Street Photography is a practical activity.
We all do it for various reasons, fun, art, relaxation and many other reasons.
But, most of us do have a desire to achieve a high standard when we’re behind the camera.
A little inspiration and help from two excellent Street Photographers, Matt Stuart and David Gibson, show us, prompt us, and generally motivate us to pick up our cameras and get outside for more of the good stuff on the street.
A good street photographer steps onto the street with solid intention and a positive frame of mind. These two books will help to develop your positive way of thinking so that even when you’re ‘not feeling it’, or just plain tired, you can motivate yourself to get something positive from your efforts.
“The Street Photographer’s Manual”, by David Gibson, is packed with photos by various street photographers from around the world.
Instead of focusing on only his own work, he gives us a panoramic view of the variety of photography that is street photography.
Each chapter of the book is headed with an idea. Quiet, Busy, Abstract, Still, Subjects. And each time we delve into one of these aspects of street photography and the possibilities open to us, we can walk the streets, camera in hand, with these thoughts in mind.
Intention, in photography, is everything. Without a strong intent we meander. With solid ideas we know what we want – that’s when we see those ideas right in front of us.
Reading juicy books like these two helps us to formulate our own intentions and come away with ideas that give us street photographer’s framework of thinking, and a deeper appreciation of what street photography is all about.
Matt Stuart’s book on Street Photography, “Think Like a Street Photographer“, is impressive, exciting, and full of brilliant ideas that make you want to get up and go. Reading this book makes you want to get out the door and go hunting for those shots you always knew were out there somewhere.
He puts a strong tone of positivity in Street Photography. It seems to me that Matt Stuart is all about “go out and look for it, then you’ll find it – do it with a positive mind”.
He’s absolutely right. It’s only when we are tired, over worked, and distracted that the thought of marching through the streets on a not particularly inspiring day seems daunting.
But when you read a few pages of Matt’s book you end up with a feeling that you can always make it happen. Everything is possible.

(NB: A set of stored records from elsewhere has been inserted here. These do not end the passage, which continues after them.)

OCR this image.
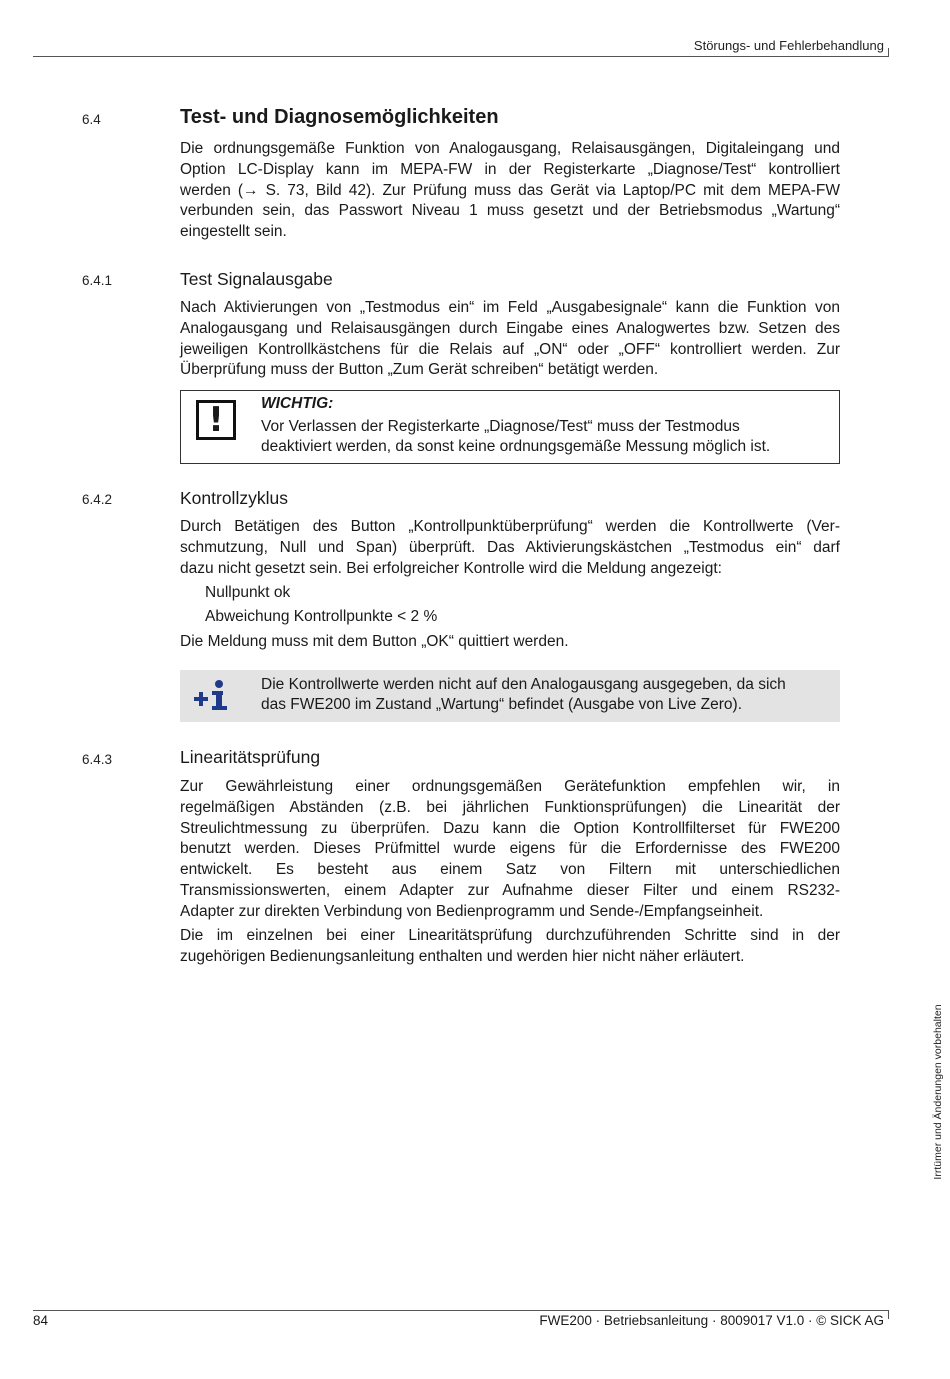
Störungs- und Fehlerbehandlung
6.4	Test- und Diagnosemöglichkeiten
Die ordnungsgemäße Funktion von Analogausgang, Relaisausgängen, Digitaleingang und
Option LC-Display kann im MEPA-FW in der Registerkarte „Diagnose/Test“ kontrolliert
werden (→ S. 73, Bild 42). Zur Prüfung muss das Gerät via Laptop/PC mit dem MEPA-FW
verbunden sein, das Passwort Niveau 1 muss gesetzt und der Betriebsmodus „Wartung“
eingestellt sein.
6.4.1	Test Signalausgabe
Nach Aktivierungen von „Testmodus ein“ im Feld „Ausgabesignale“ kann die Funktion von
Analogausgang und Relaisausgängen durch Eingabe eines Analogwertes bzw. Setzen des
jeweiligen Kontrollkästchens für die Relais auf „ON“ oder „OFF“ kontrolliert werden. Zur
Überprüfung muss der Button „Zum Gerät schreiben“ betätigt werden.
!	WICHTIG:
Vor Verlassen der Registerkarte „Diagnose/Test“ muss der Testmodus
deaktiviert werden, da sonst keine ordnungsgemäße Messung möglich ist.
6.4.2	Kontrollzyklus
Durch Betätigen des Button „Kontrollpunktüberprüfung“ werden die Kontrollwerte (Ver-
schmutzung, Null und Span) überprüft. Das Aktivierungskästchen „Testmodus ein“ darf
dazu nicht gesetzt sein. Bei erfolgreicher Kontrolle wird die Meldung angezeigt:
Nullpunkt ok
Abweichung Kontrollpunkte < 2 %
Die Meldung muss mit dem Button „OK“ quittiert werden.
Die Kontrollwerte werden nicht auf den Analogausgang ausgegeben, da sich
das FWE200 im Zustand „Wartung“ befindet (Ausgabe von Live Zero).
6.4.3	Linearitätsprüfung
Zur Gewährleistung einer ordnungsgemäßen Gerätefunktion empfehlen wir, in
regelmäßigen Abständen (z.B. bei jährlichen Funktionsprüfungen) die Linearität der
Streulichtmessung zu überprüfen. Dazu kann die Option Kontrollfilterset für FWE200
benutzt werden. Dieses Prüfmittel wurde eigens für die Erfordernisse des FWE200
entwickelt. Es besteht aus einem Satz von Filtern mit unterschiedlichen
Transmissionswerten, einem Adapter zur Aufnahme dieser Filter und einem RS232-
Adapter zur direkten Verbindung von Bedienprogramm und Sende-/Empfangseinheit.
Die im einzelnen bei einer Linearitätsprüfung durchzuführenden Schritte sind in der
zugehörigen Bedienungsanleitung enthalten und werden hier nicht näher erläutert.
Irrtümer und Änderungen vorbehalten
84	FWE200 · Betriebsanleitung · 8009017 V1.0 · © SICK AG
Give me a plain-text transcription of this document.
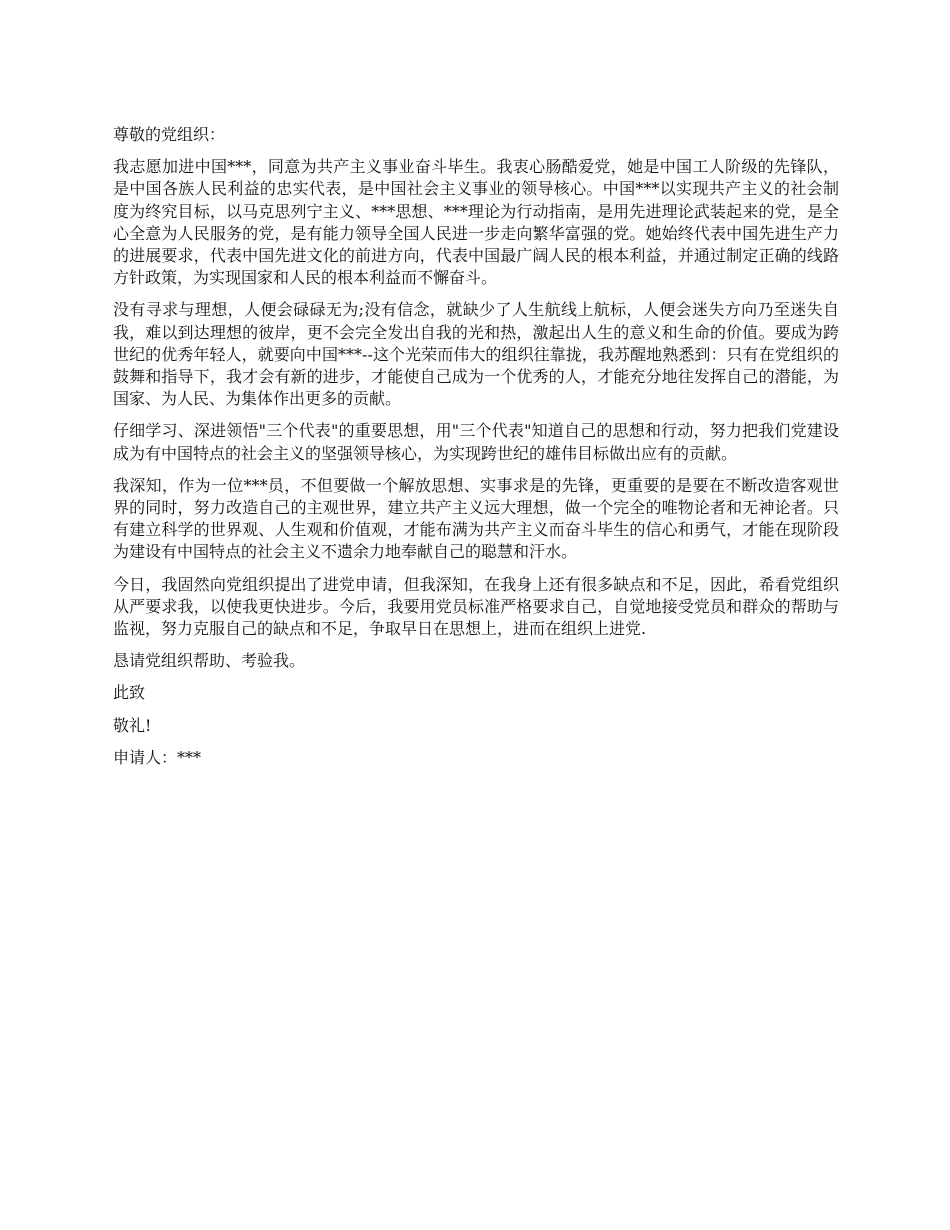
尊敬的党组织：

我志愿加进中国***，同意为共产主义事业奋斗毕生。我衷心肠酷爱党，她是中国工人阶级的先锋队，是中国各族人民利益的忠实代表，是中国社会主义事业的领导核心。中国***以实现共产主义的社会制度为终究目标，以马克思列宁主义、***思想、***理论为行动指南，是用先进理论武装起来的党，是全心全意为人民服务的党，是有能力领导全国人民进一步走向繁华富强的党。她始终代表中国先进生产力的进展要求，代表中国先进文化的前进方向，代表中国最广阔人民的根本利益，并通过制定正确的线路方针政策，为实现国家和人民的根本利益而不懈奋斗。

没有寻求与理想，人便会碌碌无为;没有信念，就缺少了人生航线上航标，人便会迷失方向乃至迷失自我，难以到达理想的彼岸，更不会完全发出自我的光和热，激起出人生的意义和生命的价值。要成为跨世纪的优秀年轻人，就要向中国***--这个光荣而伟大的组织往靠拢，我苏醒地熟悉到：只有在党组织的鼓舞和指导下，我才会有新的进步，才能使自己成为一个优秀的人，才能充分地往发挥自己的潜能，为国家、为人民、为集体作出更多的贡献。

仔细学习、深进领悟"三个代表"的重要思想，用"三个代表"知道自己的思想和行动，努力把我们党建设成为有中国特点的社会主义的坚强领导核心，为实现跨世纪的雄伟目标做出应有的贡献。

我深知，作为一位***员，不但要做一个解放思想、实事求是的先锋，更重要的是要在不断改造客观世界的同时，努力改造自己的主观世界，建立共产主义远大理想，做一个完全的唯物论者和无神论者。只有建立科学的世界观、人生观和价值观，才能布满为共产主义而奋斗毕生的信心和勇气，才能在现阶段为建设有中国特点的社会主义不遗余力地奉献自己的聪慧和汗水。

今日，我固然向党组织提出了进党申请，但我深知，在我身上还有很多缺点和不足，因此，希看党组织从严要求我，以使我更快进步。今后，我要用党员标准严格要求自己，自觉地接受党员和群众的帮助与监视，努力克服自己的缺点和不足，争取早日在思想上，进而在组织上进党.

恳请党组织帮助、考验我。

此致

敬礼!

申请人：***
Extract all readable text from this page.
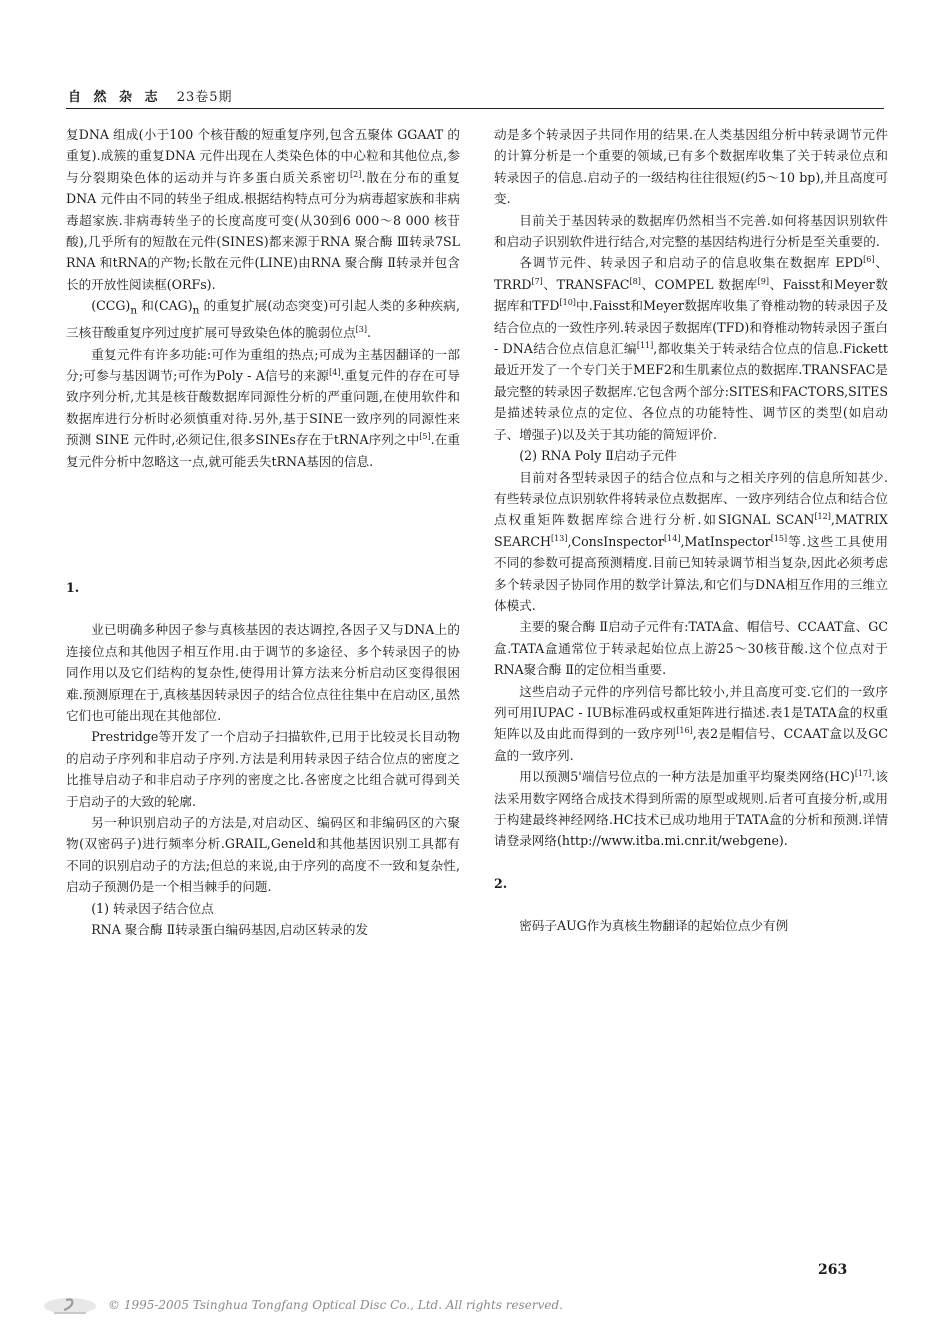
自 然 杂 志 23卷5期

复DNA 组成(小于100 个核苷酸的短重复序列,包含五聚体 GGAAT 的重复).成簇的重复DNA 元件出现在人类染色体的中心粒和其他位点,参与分裂期染色体的运动并与许多蛋白质关系密切[2].散在分布的重复DNA 元件由不同的转坐子组成.根据结构特点可分为病毒超家族和非病毒超家族.非病毒转坐子的长度高度可变(从30到6 000～8 000 核苷酸),几乎所有的短散在元件(SINES)都来源于RNA 聚合酶 Ⅲ转录7SL RNA 和tRNA的产物;长散在元件(LINE)由RNA 聚合酶 Ⅱ转录并包含长的开放性阅读框(ORFs).

$(CCG)_n$ 和$(CAG)_n$ 的重复扩展(动态突变)可引起人类的多种疾病,三核苷酸重复序列过度扩展可导致染色体的脆弱位点[3].

重复元件有许多功能:可作为重组的热点;可成为主基因翻译的一部分;可参与基因调节;可作为Poly - A信号的来源[4].重复元件的存在可导致序列分析,尤其是核苷酸数据库同源性分析的严重问题,在使用软件和数据库进行分析时必须慎重对待.另外,基于SINE一致序列的同源性来预测 SINE 元件时,必须记住,很多SINEs存在于tRNA序列之中[5].在重复元件分析中忽略这一点,就可能丢失tRNA基因的信息.

1.

业已明确多种因子参与真核基因的表达调控,各因子又与DNA上的连接位点和其他因子相互作用.由于调节的多途径、多个转录因子的协同作用以及它们结构的复杂性,使得用计算方法来分析启动区变得很困难.预测原理在于,真核基因转录因子的结合位点往往集中在启动区,虽然它们也可能出现在其他部位.

Prestridge等开发了一个启动子扫描软件,已用于比较灵长目动物的启动子序列和非启动子序列.方法是利用转录因子结合位点的密度之比推导启动子和非启动子序列的密度之比.各密度之比组合就可得到关于启动子的大致的轮廓.

另一种识别启动子的方法是,对启动区、编码区和非编码区的六聚物(双密码子)进行频率分析.GRAIL,Geneld和其他基因识别工具都有不同的识别启动子的方法;但总的来说,由于序列的高度不一致和复杂性,启动子预测仍是一个相当棘手的问题.

(1) 转录因子结合位点

RNA 聚合酶 Ⅱ转录蛋白编码基因,启动区转录的发

动是多个转录因子共同作用的结果.在人类基因组分析中转录调节元件的计算分析是一个重要的领域,已有多个数据库收集了关于转录位点和转录因子的信息.启动子的一级结构往往很短(约5～10 bp),并且高度可变.

目前关于基因转录的数据库仍然相当不完善.如何将基因识别软件和启动子识别软件进行结合,对完整的基因结构进行分析是至关重要的.

各调节元件、转录因子和启动子的信息收集在数据库 EPD[6]、TRRD[7]、TRANSFAC[8]、COMPEL 数据库[9]、Faisst和Meyer数据库和TFD[10]中.Faisst和Meyer数据库收集了脊椎动物的转录因子及结合位点的一致性序列.转录因子数据库(TFD)和脊椎动物转录因子蛋白 - DNA结合位点信息汇编[11],都收集关于转录结合位点的信息.Fickett最近开发了一个专门关于MEF2和生肌素位点的数据库.TRANSFAC是最完整的转录因子数据库.它包含两个部分:SITES和FACTORS,SITES是描述转录位点的定位、各位点的功能特性、调节区的类型(如启动子、增强子)以及关于其功能的简短评价.

(2) RNA Poly Ⅱ启动子元件

目前对各型转录因子的结合位点和与之相关序列的信息所知甚少.有些转录位点识别软件将转录位点数据库、一致序列结合位点和结合位点权重矩阵数据库综合进行分析.如SIGNAL SCAN[12],MATRIX SEARCH[13],ConsInspector[14],MatInspector[15]等.这些工具使用不同的参数可提高预测精度.目前已知转录调节相当复杂,因此必须考虑多个转录因子协同作用的数学计算法,和它们与DNA相互作用的三维立体模式.

主要的聚合酶 Ⅱ启动子元件有:TATA盒、帽信号、CCAAT盒、GC盒.TATA盒通常位于转录起始位点上游25～30核苷酸.这个位点对于RNA聚合酶 Ⅱ的定位相当重要.

这些启动子元件的序列信号都比较小,并且高度可变.它们的一致序列可用IUPAC - IUB标准码或权重矩阵进行描述.表1是TATA盒的权重矩阵以及由此而得到的一致序列[16],表2是帽信号、CCAAT盒以及GC盒的一致序列.

用以预测5'端信号位点的一种方法是加重平均聚类网络(HC)[17].该法采用数字网络合成技术得到所需的原型或规则.后者可直接分析,或用于构建最终神经网络.HC技术已成功地用于TATA盒的分析和预测.详情请登录网络(http://www.itba.mi.cnr.it/webgene).

2.

密码子AUG作为真核生物翻译的起始位点少有例

263
© 1995-2005 Tsinghua Tongfang Optical Disc Co., Ltd. All rights reserved.
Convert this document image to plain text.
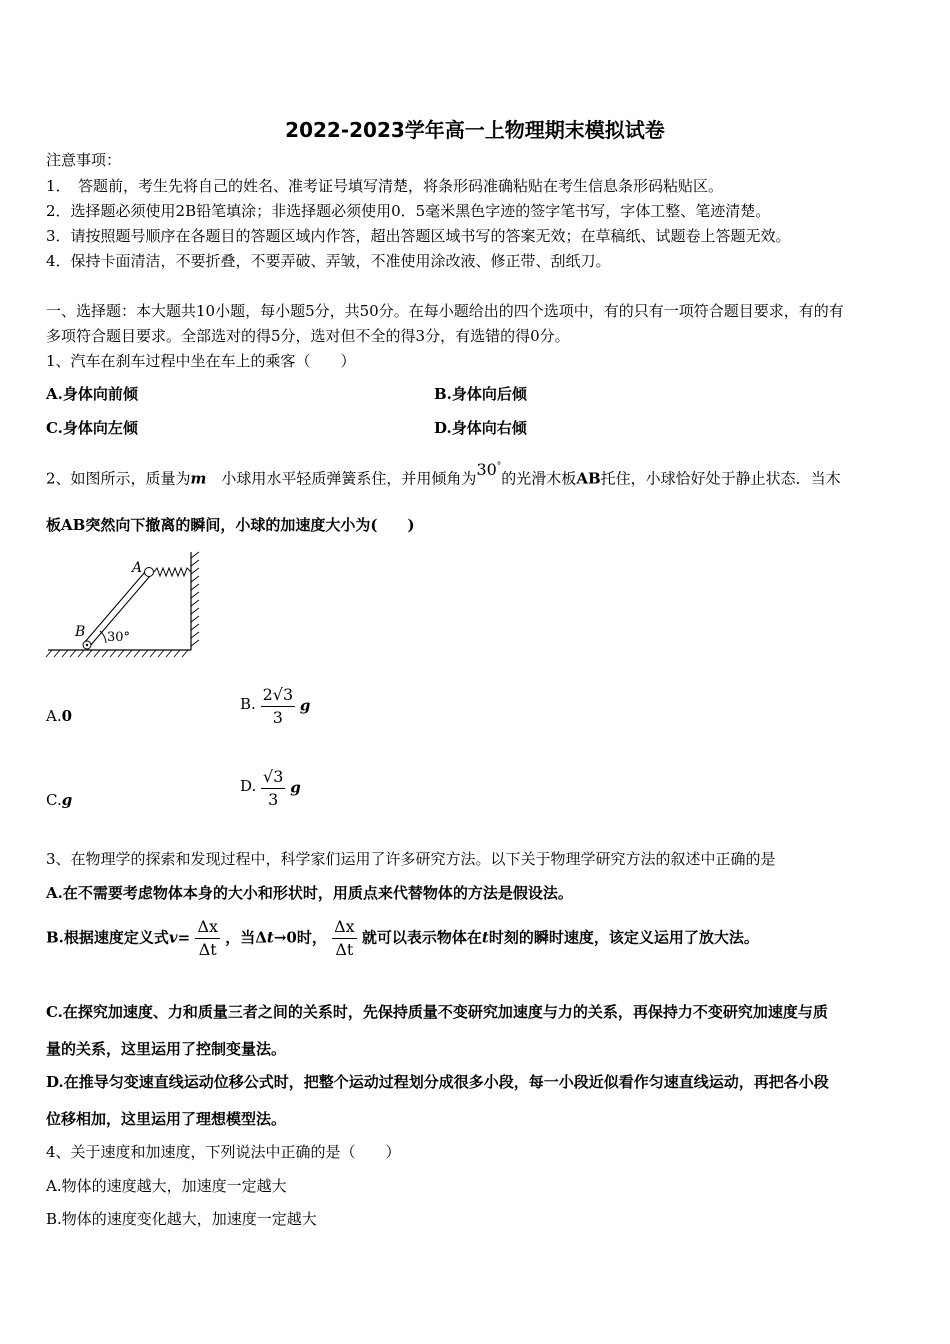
2022-2023学年高一上物理期末模拟试卷
注意事项：
1．　答题前，考生先将自己的姓名、准考证号填写清楚，将条形码准确粘贴在考生信息条形码粘贴区。
2．选择题必须使用2B铅笔填涂；非选择题必须使用0．5毫米黑色字迹的签字笔书写，字体工整、笔迹清楚。
3．请按照题号顺序在各题目的答题区域内作答，超出答题区域书写的答案无效；在草稿纸、试题卷上答题无效。
4．保持卡面清洁，不要折叠，不要弄破、弄皱，不准使用涂改液、修正带、刮纸刀。
一、选择题：本大题共10小题，每小题5分，共50分。在每小题给出的四个选项中，有的只有一项符合题目要求，有的有
多项符合题目要求。全部选对的得5分，选对但不全的得3分，有选错的得0分。
1、汽车在刹车过程中坐在车上的乘客（　　）
A.身体向前倾	B.身体向后倾
C.身体向左倾	D.身体向右倾
2、如图所示，质量为m　小球用水平轻质弹簧系住，并用倾角为30°的光滑木板AB托住，小球恰好处于静止状态．当木
板AB突然向下撤离的瞬间，小球的加速度大小为(　　)
A
B 30°
A.0
B. $\frac{2√3}{3}$ g
C.g
D. $\frac{√3}{3}$ g
3、在物理学的探索和发现过程中，科学家们运用了许多研究方法。以下关于物理学研究方法的叙述中正确的是
A.在不需要考虑物体本身的大小和形状时，用质点来代替物体的方法是假设法。
B.根据速度定义式$v= \frac{\Delta x}{\Delta t}$ ，当Δt→0时， $\frac{\Delta x}{\Delta t}$ 就可以表示物体在t时刻的瞬时速度，该定义运用了放大法。
C.在探究加速度、力和质量三者之间的关系时，先保持质量不变研究加速度与力的关系，再保持力不变研究加速度与质
量的关系，这里运用了控制变量法。
D.在推导匀变速直线运动位移公式时，把整个运动过程划分成很多小段，每一小段近似看作匀速直线运动，再把各小段
位移相加，这里运用了理想模型法。
4、关于速度和加速度，下列说法中正确的是（　　）
A.物体的速度越大，加速度一定越大
B.物体的速度变化越大，加速度一定越大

He’s managed to put a spark of life into the pages that lights up the mind. That it’s definitely worth going out without a cue from the weather, or a prompt from other people. But sometimes, we need a push.
Matt manages that with “Think Like a Street Photographer”, and a welcome push it is.
After all, Matt’s first chapter is titled, “Think Lucky, Be Lucky”, so you’ll find plenty of positive reasons to do street photography in Matt Stuart’s book.
Don’t get me wrong, it’s not all about being positive and brave. The book is filled with Matt’s photography – brilliant shots of the streets of London, creative, and inspiring, as well as just plain gorgeous to sit and look at.
Both books sit well together as companions to your own street photography process.
“I love them for what they are; books that I can pick up, again and again, to look through the photos and study the angles.“
To pick up and read a chapter. To think about constructive ideas that help me focus my thoughts. Exactly what I’m looking for in street photography.
These books have helped me get there.
Street photography is fast moving, and a broad idea of photographic practice. It offers you the photographer the opportunity to develop your all round photography skills.
Close up, wide angled, different lens sizes, and from Smartphone to DSLR / Mirrorless street photography.
If you’re a Smartphone photographer. This book has a lot to offer you. If you use a DSLR or Mirrorless camera, the same. The Street Photographer’s Manual, and Think Like a Street Photographer, should be on your shelves.
Above all don’t miss out on these gems. Books come and go, and sometimes even the gems don’t get republished.
Every street photographer should have these books on their shelves. Where they are always easily accessible for quick reference and damned good reading.